I’ve been planning. And seriously, I’m developing a TV pilot. So what if nobody in Hollywood knows me. With 5,611 independent production companies in Greater Los Angeles, anything’s possible.
Jean-Michel Basquiat. Particularly Boy and Dog and later Ten Punching Bags (with Warhol). His unintentional example of expression through graffiti should be used as motivation in the world of Citizen Journalism. By taking a hated symbol of expression, forcing it into the everyday view of the 1980’s mainstream, and (ultimately) seeing it accepted as a legitimate voice should be an example of what Citizen Journalism can do through another hated symbol of expression – the blog. By our often blunt, sometimes blurred, but accurate presentation of the facts right in front of us, we will be viewed as a legitimate voice for today.
That and watching the artistry of Manny Ramirez keep his swing short and his bat long and level through the hitting zone as he makes National League pitchers look like rag-armed, thirteen-year-olds.
Art has many forms.
Of our topics (city life, night life, culture, sports, etc) what is your favorite? Is there a reason why you tend to write/read more articles in that section?

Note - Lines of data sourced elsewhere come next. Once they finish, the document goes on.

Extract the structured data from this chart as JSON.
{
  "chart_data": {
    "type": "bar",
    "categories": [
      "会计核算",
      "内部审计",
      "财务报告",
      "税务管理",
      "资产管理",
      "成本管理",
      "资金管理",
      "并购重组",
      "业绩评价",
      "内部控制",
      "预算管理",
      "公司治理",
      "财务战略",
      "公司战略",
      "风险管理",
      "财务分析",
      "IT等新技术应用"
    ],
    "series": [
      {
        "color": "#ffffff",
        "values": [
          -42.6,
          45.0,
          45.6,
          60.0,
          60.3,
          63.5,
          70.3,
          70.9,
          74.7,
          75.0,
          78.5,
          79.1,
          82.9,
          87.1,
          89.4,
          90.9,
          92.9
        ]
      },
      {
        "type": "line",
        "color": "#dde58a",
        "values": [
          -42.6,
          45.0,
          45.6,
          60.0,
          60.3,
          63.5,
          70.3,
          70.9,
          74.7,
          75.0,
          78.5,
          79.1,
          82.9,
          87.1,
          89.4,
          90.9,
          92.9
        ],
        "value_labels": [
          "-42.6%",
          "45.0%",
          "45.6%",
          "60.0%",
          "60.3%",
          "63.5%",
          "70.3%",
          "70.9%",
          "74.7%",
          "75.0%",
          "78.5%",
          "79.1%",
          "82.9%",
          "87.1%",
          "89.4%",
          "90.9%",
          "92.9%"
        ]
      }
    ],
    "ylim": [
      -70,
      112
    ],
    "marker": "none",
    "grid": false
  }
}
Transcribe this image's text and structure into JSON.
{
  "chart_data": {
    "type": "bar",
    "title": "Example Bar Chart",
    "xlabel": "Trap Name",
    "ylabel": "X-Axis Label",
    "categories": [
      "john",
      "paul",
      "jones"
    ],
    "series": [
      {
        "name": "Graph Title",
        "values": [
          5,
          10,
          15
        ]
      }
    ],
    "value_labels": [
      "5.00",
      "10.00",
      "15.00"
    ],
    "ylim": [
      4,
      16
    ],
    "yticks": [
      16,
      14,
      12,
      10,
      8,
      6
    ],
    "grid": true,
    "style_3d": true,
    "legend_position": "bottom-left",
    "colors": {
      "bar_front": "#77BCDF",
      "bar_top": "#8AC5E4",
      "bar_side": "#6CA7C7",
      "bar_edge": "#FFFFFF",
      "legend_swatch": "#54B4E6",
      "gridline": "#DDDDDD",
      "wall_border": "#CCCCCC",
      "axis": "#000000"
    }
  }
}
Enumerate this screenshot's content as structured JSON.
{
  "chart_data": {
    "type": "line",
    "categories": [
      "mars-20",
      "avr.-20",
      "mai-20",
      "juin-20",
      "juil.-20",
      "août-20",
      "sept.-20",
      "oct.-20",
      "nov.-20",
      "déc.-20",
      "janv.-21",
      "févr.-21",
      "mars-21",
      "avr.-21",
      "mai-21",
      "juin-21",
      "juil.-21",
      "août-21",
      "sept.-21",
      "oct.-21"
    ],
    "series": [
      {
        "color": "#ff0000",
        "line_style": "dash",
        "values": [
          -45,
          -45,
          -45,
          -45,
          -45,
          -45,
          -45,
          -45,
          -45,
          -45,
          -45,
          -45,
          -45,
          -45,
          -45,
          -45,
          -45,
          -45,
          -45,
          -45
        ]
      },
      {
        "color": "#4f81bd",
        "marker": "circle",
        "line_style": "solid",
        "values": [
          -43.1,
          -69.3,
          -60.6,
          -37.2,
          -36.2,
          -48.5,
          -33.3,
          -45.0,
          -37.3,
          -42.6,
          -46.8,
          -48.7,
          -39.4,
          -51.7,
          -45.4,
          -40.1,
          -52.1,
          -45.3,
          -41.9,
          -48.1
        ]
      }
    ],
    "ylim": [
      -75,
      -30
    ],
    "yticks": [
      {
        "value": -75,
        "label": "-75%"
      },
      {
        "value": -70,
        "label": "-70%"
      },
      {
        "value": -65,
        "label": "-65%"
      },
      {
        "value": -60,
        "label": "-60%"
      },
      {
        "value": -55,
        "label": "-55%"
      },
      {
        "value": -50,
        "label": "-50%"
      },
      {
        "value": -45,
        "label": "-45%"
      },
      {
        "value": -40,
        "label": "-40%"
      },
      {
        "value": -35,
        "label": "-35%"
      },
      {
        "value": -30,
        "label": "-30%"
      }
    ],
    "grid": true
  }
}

When I was little, I wanted to be the Dodgers’ center fielder, and replace Vin Scully when he retired. Now, all these years later, I’m not in broadcasting and Vin Scully still hasn’t retired. But I do still play slow-pitch softball. For me sports, like writing, is an addiction. And I keep coming back to it as a topic for the same reason I come back to writing. I’ve always had a love/addiction with the written word – and the spoken word – as delivered by Vin Scully. It was always equal parts reporting and poetry. Some kids are raised on comic books, some on the classics…I was raised on Vin Scully. Every writer is a product of a lifetime of experiences, and all of them, in some way, shape and inform what we write. Chris Carter was raised in Bellflower on baseball and Vin Scully and all he was able to make out of it was The X-Files. Quentin Tarantino worked in a video store in Manhattan Beach and all he could turn that into was Reservoir Dogs and Pulp Fiction. All we, as writers, should expect from ourselves is to write what we already are. That’s what lies at the core of Citizen Journalism. If you see it, write it.
And always remember to use the spell check.